How Randy Savage Saved The Slim Jim Brand
Once upon a time there was a sophisticated food mascot who wore a top hat, carried a cane, and served as an oh-so-elegant spokes-character for his signature snack: meat sticks. What, did Mr. Peanut have a side gig? No, we weren't speaking of the (sort of) late Mr. P, but instead, of his long-lost and little-known cousin, "Slim Jim." According to The Takeout, this dapper fellow did his darnedest to promote his eponymous product. The snack itself wasn't particularly elegant, however, and neither was its clientele. At that time, Slim Jims were primarily offered in bars of the divier variety and tended to be something that was fished out of a vinegar-filled jar and sold to somebody whose dinner likely started with a shot and ended with a beer.
While Slim Jims managed to eke out a (slim) profit margin for some four decades as a blue-collar bar food, by the late '80s the brand was in serious need of a new market they could tap into. This was decades before hipsters would make dive bars trendy, and pickled meat sticks were losing their appeal even for pickled bar patrons. In search of a miracle, Slim Jims called in the marketing mavens. While these Ad Men (and maybe women) managed to come up with a snappy slogan — "Snap into a Slim Jim!" — what they really needed to make their product cool with the kids was a super-snappy spokesman.

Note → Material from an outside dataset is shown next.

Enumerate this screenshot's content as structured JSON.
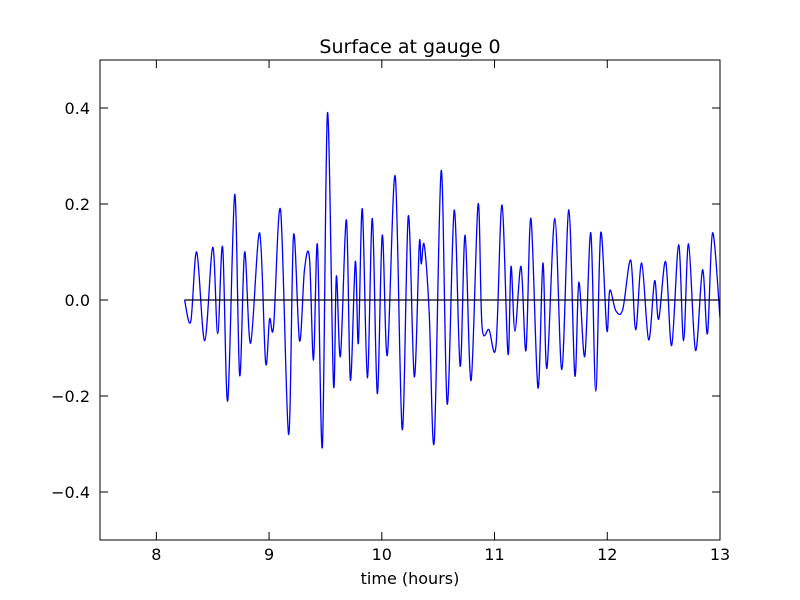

How Macho Man became the new face of the brand
The most desirable demographic in the late 80s was Generation X, a generation having its all-too-brief moment in the spotlight. So what were those crazy GenX kids into back then? Extreme everything was all the rage, and The Takeout says Slim Jims first tried to hire shock comic Sam Kinison as their new pitchman. His legal team didn't permit this, though, so Slim Jims moved on to the next best thing: the WWF (WWE's precursor –- same brand, different initial). The first "Snap Into a Slim Jim!" commercial featured the Ultimate Warrior, but the brand soon moved on to using another wrestling legend in the making: Randy "Macho Man" Savage.
Savage plus Slim Jims was a match made in advertising heaven, since within a few years, his face and his very distinctive style were synonymous with those snappy snacks, and "Snap into a Slim Jim!" became as much of a catchphrase for him as "Too hot to handle, too cold to hold!" or "I'm the tower of power, too sweet to be sour." While Savage gave up the ad gig in 2000 (and passed away in 2011), by that time Slim Jims were firmly established in the snack pantheon. The company even honored him a few years back by releasing the super-sized Savage Sticks, a memorial way more macho than any old marble slab.